KadınManşet

Dünya Emekçi Kadınlar Günü’nün sosyalist kökenleri

0

8 Mart 2017’de Cintia Frencia & Daniel Gaido imzası ile Jacobin’de yayınlanan yazıyı Yeşil Gazete ekibinden Özde Çakmak‘ın çevirisi ile paylaşıyoruz

***

En başından beri, Dünya Kadınlar Günü emekçi kadınları kutlamak ve kapitalizmle savaşmak için bir fırsat oldu.

Rusya’ St. Petersburg’da 1917’de gerçekleşen Uluslararası Kadınlar Günü yürüyüşünden

1894 yılında, Clara Zetkin ana akım Alman feminizmini tartışmaya açmak için üç yıl önce kurduğu Sosyal Demokrat kadınlar dergisi Die Gleichheit’ın (Eşitlik) sayfalarında yer aldı. “Burjuvazi feminizmi ile proleter kadınların hareketi,” diye yazdı Zetkin, “özünde birbirinden farklı iki toplumsal harekettir.”

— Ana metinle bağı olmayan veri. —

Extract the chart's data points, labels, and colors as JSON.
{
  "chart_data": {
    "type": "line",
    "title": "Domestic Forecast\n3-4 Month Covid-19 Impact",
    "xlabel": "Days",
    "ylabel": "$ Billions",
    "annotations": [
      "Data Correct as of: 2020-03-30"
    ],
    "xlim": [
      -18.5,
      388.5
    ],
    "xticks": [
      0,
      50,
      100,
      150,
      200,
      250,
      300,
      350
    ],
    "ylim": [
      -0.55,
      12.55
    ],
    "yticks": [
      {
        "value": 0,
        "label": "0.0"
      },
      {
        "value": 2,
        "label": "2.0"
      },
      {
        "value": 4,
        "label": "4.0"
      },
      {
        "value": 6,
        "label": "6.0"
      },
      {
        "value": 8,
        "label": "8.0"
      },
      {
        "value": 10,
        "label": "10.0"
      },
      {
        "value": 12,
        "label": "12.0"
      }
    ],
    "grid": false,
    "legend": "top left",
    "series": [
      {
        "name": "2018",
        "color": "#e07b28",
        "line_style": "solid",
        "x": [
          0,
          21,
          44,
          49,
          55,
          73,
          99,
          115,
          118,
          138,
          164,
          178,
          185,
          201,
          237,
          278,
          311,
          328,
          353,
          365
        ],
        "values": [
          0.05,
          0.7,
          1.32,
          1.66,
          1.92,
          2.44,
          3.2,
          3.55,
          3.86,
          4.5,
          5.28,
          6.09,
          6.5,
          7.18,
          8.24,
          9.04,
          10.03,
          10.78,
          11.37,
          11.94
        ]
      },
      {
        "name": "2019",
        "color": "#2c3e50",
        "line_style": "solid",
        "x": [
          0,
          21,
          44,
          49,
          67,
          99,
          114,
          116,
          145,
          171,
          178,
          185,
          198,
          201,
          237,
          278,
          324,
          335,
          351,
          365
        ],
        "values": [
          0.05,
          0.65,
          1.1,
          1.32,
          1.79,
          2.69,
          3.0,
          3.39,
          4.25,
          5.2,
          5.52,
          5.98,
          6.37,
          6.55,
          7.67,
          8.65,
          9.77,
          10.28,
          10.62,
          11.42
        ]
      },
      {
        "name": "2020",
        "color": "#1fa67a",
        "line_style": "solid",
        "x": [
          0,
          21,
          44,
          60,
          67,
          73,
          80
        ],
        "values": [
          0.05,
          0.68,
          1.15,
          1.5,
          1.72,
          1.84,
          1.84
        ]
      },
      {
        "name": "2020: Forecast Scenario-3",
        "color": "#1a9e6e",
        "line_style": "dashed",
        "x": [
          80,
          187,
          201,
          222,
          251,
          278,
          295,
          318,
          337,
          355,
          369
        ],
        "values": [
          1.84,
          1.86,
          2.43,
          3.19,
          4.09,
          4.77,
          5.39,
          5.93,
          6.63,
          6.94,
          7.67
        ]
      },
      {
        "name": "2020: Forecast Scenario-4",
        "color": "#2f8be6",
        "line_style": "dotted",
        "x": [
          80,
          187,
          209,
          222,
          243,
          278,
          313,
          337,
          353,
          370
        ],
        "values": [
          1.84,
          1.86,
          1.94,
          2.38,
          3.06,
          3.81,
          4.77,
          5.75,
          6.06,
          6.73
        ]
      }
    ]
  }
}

Zetkin’e göre, burjuvazi feministler kapitalizmin varlığını sorgulamadan cinsiyetler arasında ve kendi sınıflarının erkeklerine karşı bir mücadele yoluyla reformlar için bastırdılar. Buna karşın, işçi kadınlar, sınıfa karşı bir sınıf mücadelesiyle ve kendi sınıflarından olan erkeklerle ortak bir kavga içerisinde kapitalizme galip gelmek için çabaladılar.

1900 yılına değin Alman Sosyal Demokratik Partisi’nde (SPD) kadınlar parti kongrelerinin hemen öncesinde yılda iki kez konferans düzenliyorlardı – bunlar proleter kadın hareketinin tüm mühim konularının tartışıldığı konferanslardı. Bu ideolojik ve örgütsel kuvvet Alman Sosyalist işçi kadınlar hareketini Enternasyonal Sosyalist Kadın Hareketi’nin belkemiğine dönüştürdü.

1907 yılında Enternasyonal Sosyalist Kadınlar Konferansı ilk toplantısı için Sttutgart, Almanya’da bir araya gelerek esas talebini “kadınlara mülkiyet yeterlik belgesi (bir kimseye oy hakkı veren belge), vergi, eğitim ya da işçi sınıfı üyelerinin siyasi haklarından yararlanmalarının önüne geçebilecek her türlü engel olmaksızın geniş kapsamlı oy hakkı tanınması” şeklinde ilan etti. Delegeler oy hakkı mücadelesinin “kadın burjuvazi hareketiyle birlikte değil de sosyalist partilerle yakın işbirliği içerisinde” yürütülmesinde ısrar ettiler.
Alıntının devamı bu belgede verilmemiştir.